The benchmark palm oil contract for February delivery jumped 1.5% during the Friday session to close the week at MYR2,858/mt ($685.37/mt) – its highest level since September 15, 2017 and up 33% since the start of October.
“Palm oil is moving up as traders expect production to be lower and want to cover shorts,” a broker said, adding that the trade is now eying MYR3,000/mt as the next target.
The production growth in major producers Indonesia and Malaysia has stalled after dry weather this year limited yields, while both governments have extended their biodiesel mandates from the start of next year, forcing traders to scramble to cover shorts.
Yet at the same time, soyoil futures – which generally trade at a premium to the tropical oil – did not rally to the same extent as uncertainty around the ongoing US-China trade war have kept the contract in check.
“CBOT hasn’t followed as much because of a mix of lower soybeans dragging on the soy complex from the unclear US-China trade progress,” Sathia Varqa, the owner and co-founder at Palm Oil Analytics told Agricensus.
The January contract on CBOT was trading at 30.78 ct/lb ($678.59/mt) by the time of press, up nearly 1% from Friday’s open and up 6.5% since the start of October.
It means that the most liquid palm oil contract is valued at a premium to the most liquid soyoil contract for the first time since February 21, 2011.

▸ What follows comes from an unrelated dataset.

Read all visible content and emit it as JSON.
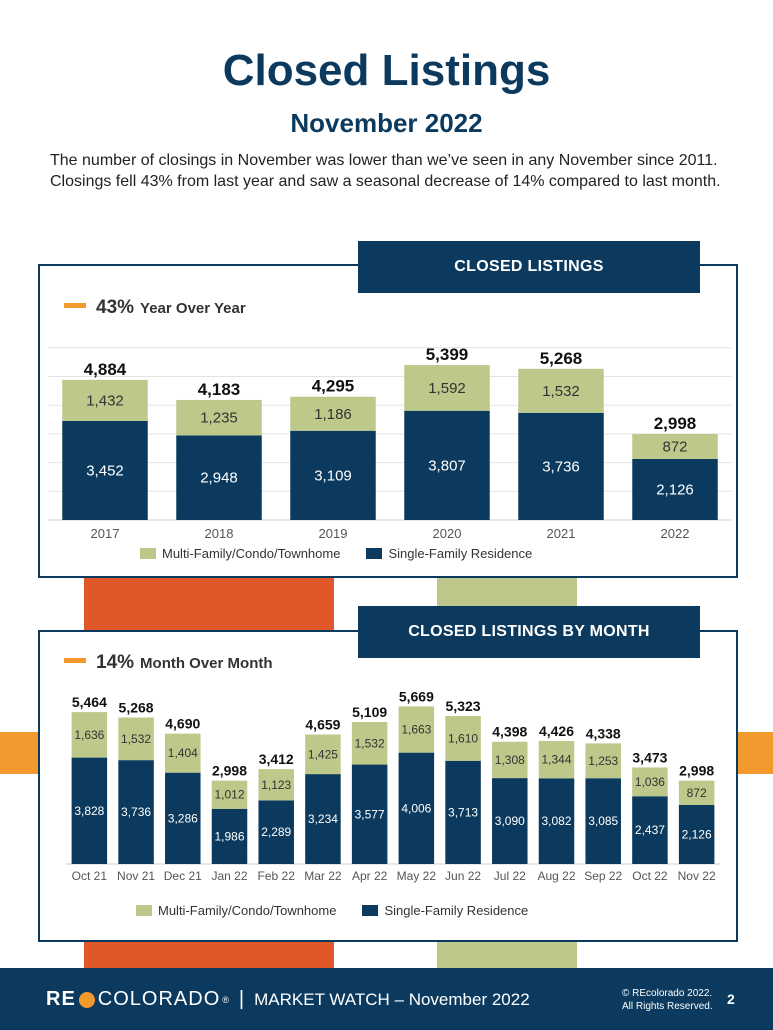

Higher palm oil prices, however, are eroding discretionary demand for palm as a biodiesel feedstock as buyers turn to soft oil alternatives, which in turn could stem palm oil’s rally.
“When Asia markets close today crude palm oil will be $100/mt more expensive than gas oil and that is a 25-month high. Biodiesel blenders will either slow down or completely stop blending,” Sathia continued.
Argentina at a premium
While palm oil is trading at a premium on the futures markets, in the cash markets soyoil in number one exporter Argentina is still trading at a premium to the tropical oil as cash values have rallied to over a two-year high.
Argentine soyoil for January shipment was valued at a 1.9 ct/lb premium to the CBOT futures, or equivalent to $720.5/mt FOB Up River.
Levels rallied on the back of firm demand from India and China buyers as they seek to buy more soyoil versus palm.
“Palm oil futures are at a premium now but in the FOB market, soyoil is still the king,” a second broker said.